И вот в сердце публициста начинает закрадываться пагубное двоегласие, которое, постепенно зрея и пополняясь все новыми и новыми больными соками, образует само по себе зависимость, горчайшую всех возможных зависимостей…
Итак, вот это другое открытие, которое принес с собой новый 1864 год и которое, конечно, не было мне безызвестно и прежде, но почему-то еще не составляло для меня предмета размышлений столь едких и неутешительных. Но я не ропщу на эту едкость и неутешительность, потому что как бы ни была прискорбна истина, все же она лучше, нежели сознательная ложь или бессознательное неведение.
И еще открытие — это необычайное изобилие гениальных людей. Никогда петербургские стогны не вмещали в себе такого множества гениев самых разнообразных, сколько встречается их в настоящую минуту на каждом шагу. Происходит нечто вроде искусственного рыбоводства. Кого ни спросишь, всякий чем-нибудь знаменит: одни лично обработывают какие-то проекты, другие только приписаны к обработке проектов, третьи предлагают какие-то действительные меры, четвертые с большой охотой вызываются исполнять их, пятые, наконец, там-то и тогда-то высказали такую-то удачную остроту. Одним словом, такое наводнение проектов, мероприятий, соображений и острот, что если бы хотя малая часть их была приведена в исполнение, то несомненно, что человечество было бы вконец осчастливлено. Даже Федька Козелков, даже Левушка Погонин — и те состоят при каких-то проектах, облачаются броней непроницаемости, корчат дипломатов, подмигивают друг другу и ждут не дождутся той минуты, когда все эти tracas[49] кончатся и им можно будет на свободе укатить куда-нибудь в далекий, но милый Туруханск, где ожидают их ces dames.[50]
— Федя! просись в Туруханск! on dit que la société y est charmante! Il y a une fille d’ispravnik — délicieuse![51] — уговаривает Федю Козелкова Левушка Погонин.

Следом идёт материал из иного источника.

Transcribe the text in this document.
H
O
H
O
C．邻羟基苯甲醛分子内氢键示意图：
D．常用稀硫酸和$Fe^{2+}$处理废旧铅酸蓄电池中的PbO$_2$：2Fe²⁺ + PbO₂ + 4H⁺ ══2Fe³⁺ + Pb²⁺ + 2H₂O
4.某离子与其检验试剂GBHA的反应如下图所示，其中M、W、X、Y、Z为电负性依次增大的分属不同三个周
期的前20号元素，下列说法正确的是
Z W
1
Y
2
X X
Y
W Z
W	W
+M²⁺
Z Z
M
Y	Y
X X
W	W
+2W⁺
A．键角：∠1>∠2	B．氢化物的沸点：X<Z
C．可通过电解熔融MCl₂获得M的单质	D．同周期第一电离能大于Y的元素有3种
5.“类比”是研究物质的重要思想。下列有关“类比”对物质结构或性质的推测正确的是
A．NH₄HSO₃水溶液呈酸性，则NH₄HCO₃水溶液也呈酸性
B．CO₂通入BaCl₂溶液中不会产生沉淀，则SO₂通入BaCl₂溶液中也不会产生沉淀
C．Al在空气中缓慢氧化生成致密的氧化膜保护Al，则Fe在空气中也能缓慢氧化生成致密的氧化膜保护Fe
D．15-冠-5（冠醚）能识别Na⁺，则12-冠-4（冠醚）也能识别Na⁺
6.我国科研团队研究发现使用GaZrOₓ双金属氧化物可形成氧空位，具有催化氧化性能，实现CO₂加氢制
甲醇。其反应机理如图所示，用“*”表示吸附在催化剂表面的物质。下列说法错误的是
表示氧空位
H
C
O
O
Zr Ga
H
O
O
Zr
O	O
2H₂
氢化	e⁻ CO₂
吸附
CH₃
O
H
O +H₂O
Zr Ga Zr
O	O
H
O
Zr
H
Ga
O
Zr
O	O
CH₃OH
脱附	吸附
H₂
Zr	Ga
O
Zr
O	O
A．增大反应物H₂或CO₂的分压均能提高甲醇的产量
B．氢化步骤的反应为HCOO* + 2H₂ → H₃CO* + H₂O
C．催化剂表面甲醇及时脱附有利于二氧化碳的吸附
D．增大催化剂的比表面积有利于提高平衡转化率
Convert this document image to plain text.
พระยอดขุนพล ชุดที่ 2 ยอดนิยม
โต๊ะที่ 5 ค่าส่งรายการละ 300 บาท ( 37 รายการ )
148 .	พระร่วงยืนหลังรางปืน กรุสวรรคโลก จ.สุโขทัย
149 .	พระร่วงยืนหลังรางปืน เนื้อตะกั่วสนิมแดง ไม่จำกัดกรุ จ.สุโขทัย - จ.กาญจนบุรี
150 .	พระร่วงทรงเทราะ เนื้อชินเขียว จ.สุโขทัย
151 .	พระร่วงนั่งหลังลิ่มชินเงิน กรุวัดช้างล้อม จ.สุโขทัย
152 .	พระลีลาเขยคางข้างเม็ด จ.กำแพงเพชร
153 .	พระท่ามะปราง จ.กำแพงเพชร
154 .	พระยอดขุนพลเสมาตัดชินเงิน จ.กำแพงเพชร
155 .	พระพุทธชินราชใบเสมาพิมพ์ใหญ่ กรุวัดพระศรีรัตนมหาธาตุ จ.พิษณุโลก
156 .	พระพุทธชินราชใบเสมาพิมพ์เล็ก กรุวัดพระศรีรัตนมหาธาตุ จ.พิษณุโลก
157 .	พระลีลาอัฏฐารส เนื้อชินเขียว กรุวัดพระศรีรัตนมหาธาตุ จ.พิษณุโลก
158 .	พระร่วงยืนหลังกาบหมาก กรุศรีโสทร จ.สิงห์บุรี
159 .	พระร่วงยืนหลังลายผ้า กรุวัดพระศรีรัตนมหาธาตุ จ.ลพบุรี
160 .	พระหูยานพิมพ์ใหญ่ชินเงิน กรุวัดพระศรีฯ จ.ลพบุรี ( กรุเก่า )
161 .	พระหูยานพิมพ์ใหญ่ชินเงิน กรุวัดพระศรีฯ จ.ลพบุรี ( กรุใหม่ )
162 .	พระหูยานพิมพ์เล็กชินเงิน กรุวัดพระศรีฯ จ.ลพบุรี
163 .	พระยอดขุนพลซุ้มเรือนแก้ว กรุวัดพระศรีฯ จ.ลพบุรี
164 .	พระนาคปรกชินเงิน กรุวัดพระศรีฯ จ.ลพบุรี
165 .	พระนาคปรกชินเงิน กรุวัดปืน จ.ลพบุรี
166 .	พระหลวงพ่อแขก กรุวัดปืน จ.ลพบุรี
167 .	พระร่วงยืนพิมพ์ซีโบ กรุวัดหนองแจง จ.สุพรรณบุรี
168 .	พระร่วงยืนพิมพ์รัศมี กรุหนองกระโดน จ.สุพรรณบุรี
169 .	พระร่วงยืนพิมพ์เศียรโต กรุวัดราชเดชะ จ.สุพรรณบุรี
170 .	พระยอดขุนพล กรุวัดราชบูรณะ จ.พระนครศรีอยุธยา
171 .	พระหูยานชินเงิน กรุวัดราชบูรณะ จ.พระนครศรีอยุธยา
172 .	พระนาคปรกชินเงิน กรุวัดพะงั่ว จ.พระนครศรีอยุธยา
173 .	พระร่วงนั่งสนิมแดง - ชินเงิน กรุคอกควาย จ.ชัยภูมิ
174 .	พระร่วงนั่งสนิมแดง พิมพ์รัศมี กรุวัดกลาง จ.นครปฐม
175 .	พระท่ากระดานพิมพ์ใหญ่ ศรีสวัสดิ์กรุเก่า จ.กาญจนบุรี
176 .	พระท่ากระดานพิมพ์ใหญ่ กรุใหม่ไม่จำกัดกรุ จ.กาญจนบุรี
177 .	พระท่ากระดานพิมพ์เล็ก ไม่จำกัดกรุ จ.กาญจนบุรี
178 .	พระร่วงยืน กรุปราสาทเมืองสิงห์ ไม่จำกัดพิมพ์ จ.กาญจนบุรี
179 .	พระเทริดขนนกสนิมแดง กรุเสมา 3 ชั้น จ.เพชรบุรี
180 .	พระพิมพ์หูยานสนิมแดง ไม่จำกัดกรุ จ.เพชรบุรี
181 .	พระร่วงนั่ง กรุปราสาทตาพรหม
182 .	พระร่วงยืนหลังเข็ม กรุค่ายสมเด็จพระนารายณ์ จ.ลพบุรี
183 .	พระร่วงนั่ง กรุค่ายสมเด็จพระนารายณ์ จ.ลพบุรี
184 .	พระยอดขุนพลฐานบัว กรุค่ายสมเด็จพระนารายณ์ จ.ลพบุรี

— А ты отчего ж туда не просишься?
— Я, mon cher, в Гижигинск! У меня там, признаться, давнишняя страстишка есть…
— Так ты по части древностей российских?
— Ah! mais c’est que c’est une petite femme jolie à croquer![52] Она мне протекцию по юпочной части будет оказывать. Я, mon cher, не из тех, которые ходят битыми дорогами; я понимаю, что в этих делах разнообразие важнее всего…
Друзья расстаются и с новым рвением принимаются состоять при проектах в надежде получить за это право на бесплатный вход в Магометов рай.
Да, Магометов паскудный рай — вот цель всех этих юных щелкоперов, которые походкой с развальцем щеголяют по Невскому и, прищуривши глазки, взирают на все, что, по мнению их, не принадлежит к так называемому société.[53] Им хотелось бы сразу перепортить весь Туруханск и потом переехать в Гижигинск, и Гижигинск перепортить, и таким образом объехать все закоулки и не оставить ни одного места непроплеванным. О, старые драбанты! о, дельцы беспримерные! вы, которые так долго стояли на страже общественного процветания и спокойствия! встаньте из могил ваших! посмотрите, что за мразь лезет из щелей на места ваши! Встаньте, посмотрите… и лягте опять в ваши могилы!
Ужас! ужас! волосы шевелятся на голове, мороз подирает по коже при виде той общей свистопляски, которая затевается над родными могилами нашими! Где же ты, честный голос, голос, вопиющий в пустыне! Или ты замерло и изгибло, правдивое, честное слово! Громче, громче раздавайся, кричи во всю силу легких и не обращай внимания, что окрест тебя расстилается безграничная пустыня! В этой пустыне есть камни, которые будут внимать тебе, есть леса, которые будут перекатывать могучие звуки из конца в конец! Правдивое, святое слово не изгибнет и не рассеется по ветру; оно застынет в воздухе, оно отпечатлеется на камнях и на песках зыбучих и пронзит, как мечом огненным, первого путника, которого приведет нужда в пустыню! Но голос молчит, ибо он с придурью, которую, ради приличия, называют гражданским мужеством…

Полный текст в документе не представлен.